Two-thirds of patients are unable to pay their medical bills. The news cycle has highlighted this gap through stories of patients who fall through the cracks of financial assistance policies, which tend to only cover the uninsured. More than half of non-profit hospitals fail to inform their patients if they qualify for financial assistance. And when they are unable to make their payments, they are directed to debt collection agencies.
For example, researchers have found that 71 percent of Virginia hospitals that engage in aggressive medical debt collection practices are non-profit hospitals. In other words, these hospitals are suing low-income patients and garnishing wages to pay off medical debts.
But this is not unique to Virginia. ProPublica recently published a series of stories on wage garnishment in six different states. Methodist LeBonheur Hospital, a non-profit hospital in Memphis, filed over 8000 lawsuits against patients, between 2014 and 2018 for unpaid medical bills. For the most part, these patients made less than $15 an hour.
This is not a new phenomenon, with the Wall Street Journal exposing aggressive debt collection practices that were considered inconsistent with their non-profit standings, in the early 2000s.
Understandably, hospitals must pay their bills, and practices that attempt to balance the bottom line are necessary. But it seems that the goals of staying in the black and ensuring low-income patients receive equitable services aren’t quite balanced under current policies.
What are some possible policy reforms, both ongoing and future?
Short answer: increased accountability and locally driven investments.
While the picture painted may seem bleak, there are hospitals and health systems that are making significant investments into their communities. The Democracy Collaborative found that Kaiser Permanante, and other hospitals are developing systems of accountability that ensure investments are locally driven, sustainable, and transformative. Other health systems such as Yale New Haven Health Systems and Tenet Healthcare have also re-evaluated their financial assistance policies to include a wider swathe of patients and develop more compassionate debt collection practices.

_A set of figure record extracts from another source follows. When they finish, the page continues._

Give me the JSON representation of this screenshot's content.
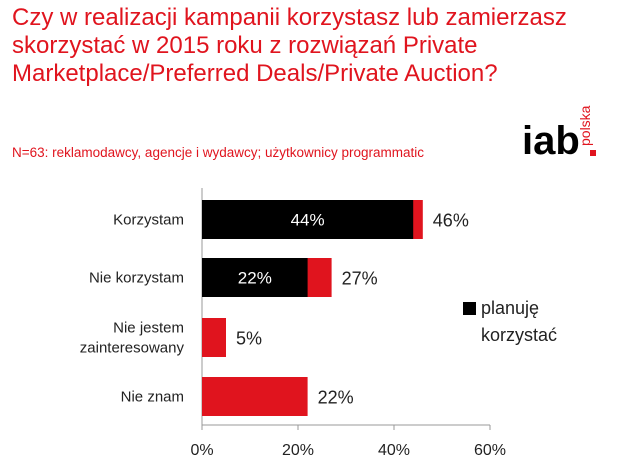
{
  "title": "Czy w realizacji kampanii korzystasz lub zamierzasz skorzystać w 2015 roku z rozwiązań Private Marketplace/Preferred Deals/Private Auction?",
  "subtitle": "N=63: reklamodawcy, agencje i wydawcy; użytkownicy programmatic",
  "logo": {
    "main": "iab",
    "sub": "polska"
  },
  "colors": {
    "accent": "#e0141e",
    "dark": "#000000",
    "axis": "#999999"
  },
  "chart_data": {
    "type": "bar",
    "orientation": "horizontal",
    "categories": [
      [
        "Korzystam"
      ],
      [
        "Nie korzystam"
      ],
      [
        "Nie jestem",
        "zainteresowany"
      ],
      [
        "Nie znam"
      ]
    ],
    "totals": [
      46,
      27,
      5,
      22
    ],
    "total_labels": [
      "46%",
      "27%",
      "5%",
      "22%"
    ],
    "series": [
      {
        "name": "planuję korzystać",
        "values": [
          44,
          22,
          null,
          null
        ],
        "labels": [
          "44%",
          "22%",
          "",
          ""
        ]
      }
    ],
    "legend": {
      "lines": [
        "planuję",
        "korzystać"
      ],
      "placement": "right"
    },
    "xlim": [
      0,
      60
    ],
    "ticks": [
      0,
      20,
      40,
      60
    ],
    "tick_labels": [
      "0%",
      "20%",
      "40%",
      "60%"
    ],
    "grid": false
  }
}
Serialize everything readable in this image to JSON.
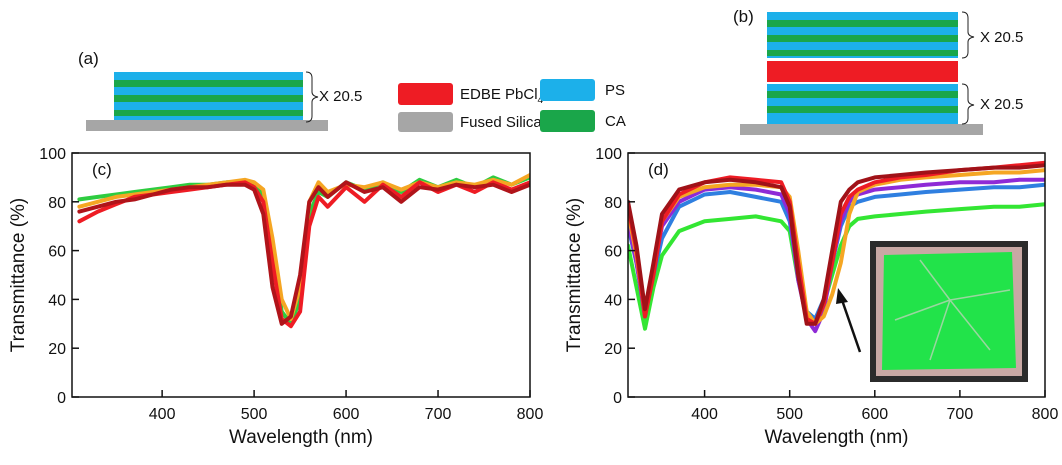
{
  "diagrams": {
    "a": {
      "label": "(a)",
      "repeat": "X 20.5"
    },
    "b": {
      "label": "(b)",
      "repeat_top": "X 20.5",
      "repeat_bottom": "X 20.5"
    }
  },
  "legend": [
    {
      "label": "EDBE PbCl",
      "subscript": "4",
      "color": "#ee1c24"
    },
    {
      "label": "Fused Silica",
      "color": "#a6a6a6"
    },
    {
      "label": "PS",
      "color": "#1cb0ea"
    },
    {
      "label": "CA",
      "color": "#1aa64a"
    }
  ],
  "chart_data": [
    {
      "type": "line",
      "panel_label": "(c)",
      "x_label": "Wavelength (nm)",
      "y_label": "Transmittance (%)",
      "xlim": [
        302,
        800
      ],
      "ylim": [
        0,
        100
      ],
      "xticks": [
        400,
        500,
        600,
        700,
        800
      ],
      "yticks": [
        0,
        20,
        40,
        60,
        80,
        100
      ],
      "x": [
        310,
        330,
        350,
        370,
        390,
        410,
        430,
        450,
        470,
        490,
        500,
        510,
        520,
        530,
        540,
        550,
        560,
        570,
        580,
        600,
        620,
        640,
        660,
        680,
        700,
        720,
        740,
        760,
        780,
        800
      ],
      "series": [
        {
          "color": "#2ecc40",
          "values": [
            81,
            82,
            83,
            84,
            85,
            86,
            87,
            87,
            88,
            88,
            87,
            83,
            60,
            35,
            30,
            40,
            75,
            84,
            82,
            88,
            85,
            88,
            84,
            89,
            86,
            89,
            86,
            90,
            87,
            90
          ]
        },
        {
          "color": "#f5a623",
          "values": [
            78,
            80,
            82,
            83,
            84,
            85,
            86,
            87,
            88,
            89,
            88,
            85,
            65,
            40,
            32,
            45,
            80,
            88,
            84,
            87,
            86,
            88,
            85,
            88,
            86,
            88,
            87,
            89,
            87,
            91
          ]
        },
        {
          "color": "#ee1c24",
          "values": [
            72,
            76,
            79,
            82,
            83,
            84,
            85,
            86,
            87,
            88,
            86,
            80,
            55,
            32,
            29,
            35,
            70,
            82,
            78,
            86,
            80,
            87,
            82,
            88,
            84,
            87,
            84,
            88,
            85,
            88
          ]
        },
        {
          "color": "#b0141a",
          "values": [
            76,
            78,
            80,
            81,
            83,
            85,
            86,
            86,
            87,
            87,
            85,
            75,
            45,
            30,
            33,
            50,
            80,
            86,
            82,
            88,
            84,
            86,
            80,
            86,
            85,
            87,
            86,
            87,
            84,
            87
          ]
        }
      ]
    },
    {
      "type": "line",
      "panel_label": "(d)",
      "x_label": "Wavelength (nm)",
      "y_label": "Transmittance (%)",
      "xlim": [
        310,
        800
      ],
      "ylim": [
        0,
        100
      ],
      "xticks": [
        400,
        500,
        600,
        700,
        800
      ],
      "yticks": [
        0,
        20,
        40,
        60,
        80,
        100
      ],
      "x": [
        310,
        320,
        330,
        340,
        350,
        370,
        400,
        430,
        460,
        490,
        500,
        510,
        520,
        530,
        540,
        550,
        560,
        570,
        580,
        600,
        630,
        660,
        700,
        740,
        770,
        800
      ],
      "series": [
        {
          "color": "#33e633",
          "values": [
            62,
            45,
            28,
            45,
            58,
            68,
            72,
            73,
            74,
            72,
            68,
            48,
            35,
            32,
            38,
            50,
            62,
            70,
            73,
            74,
            75,
            76,
            77,
            78,
            78,
            79
          ]
        },
        {
          "color": "#2f7fe0",
          "values": [
            70,
            55,
            35,
            50,
            65,
            78,
            83,
            84,
            82,
            80,
            72,
            50,
            35,
            32,
            40,
            55,
            70,
            78,
            80,
            82,
            83,
            84,
            85,
            86,
            86,
            87
          ]
        },
        {
          "color": "#8e2ad6",
          "values": [
            72,
            55,
            33,
            52,
            70,
            80,
            85,
            86,
            85,
            83,
            75,
            48,
            32,
            27,
            35,
            55,
            72,
            80,
            83,
            85,
            86,
            87,
            88,
            88,
            89,
            89
          ]
        },
        {
          "color": "#f5a623",
          "values": [
            76,
            58,
            34,
            52,
            72,
            82,
            86,
            87,
            87,
            86,
            82,
            60,
            35,
            30,
            33,
            42,
            55,
            75,
            84,
            87,
            89,
            90,
            91,
            92,
            92,
            93
          ]
        },
        {
          "color": "#ee1c24",
          "values": [
            78,
            60,
            33,
            50,
            72,
            83,
            88,
            90,
            89,
            88,
            80,
            55,
            32,
            30,
            38,
            55,
            75,
            82,
            85,
            88,
            90,
            91,
            93,
            94,
            95,
            96
          ]
        },
        {
          "color": "#a01218",
          "values": [
            80,
            62,
            36,
            55,
            75,
            85,
            88,
            89,
            88,
            86,
            78,
            50,
            30,
            30,
            40,
            60,
            80,
            85,
            88,
            90,
            91,
            92,
            93,
            94,
            94,
            95
          ]
        }
      ]
    }
  ]
}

It is worth noting that the federal community benefit standard already includes a needs assessment component, but it doesn’t have any teeth. State governments have begun taking community benefit standard policies into their own hands to fit their states’ needs. For example, earlier this year, Oregon signed HB 3076 into law, establishing a required minimum for non-profit hospital community benefit spending and expanding the income range covered by financial assistance policies. The Oregon Health Authority is developing methodology to determine a spending floor specific to each hospital and health system, set to go into effect in January 2021.
Recently, Colorado enacted HB 19-1320 to increase transparency by requiring hospitals to submit annual public reports on their community benefit activities to the Colorado Department of Health Care and Financing. They will also be required to report the value of their tax exemptions to determine if their savings are comparable to their community benefit investments. Finally, regional community boards will be created throughout the state to increase local oversight of non-profit hospitals and to identify and strengthen gaps in the current federal regulations.
The spirit of the community benefit standard is that non-profit hospitals are expected to engage in charitable activities that benefit the communities they serve, thus qualifying them for tax-exempt status. Media coverage and scholarly investigation suggests that those activities do not always meet the needs of communities. In some areas, policymakers and certain hospitals and health systems are attempting to bring them more in alignment, with the population-level effects not yet known.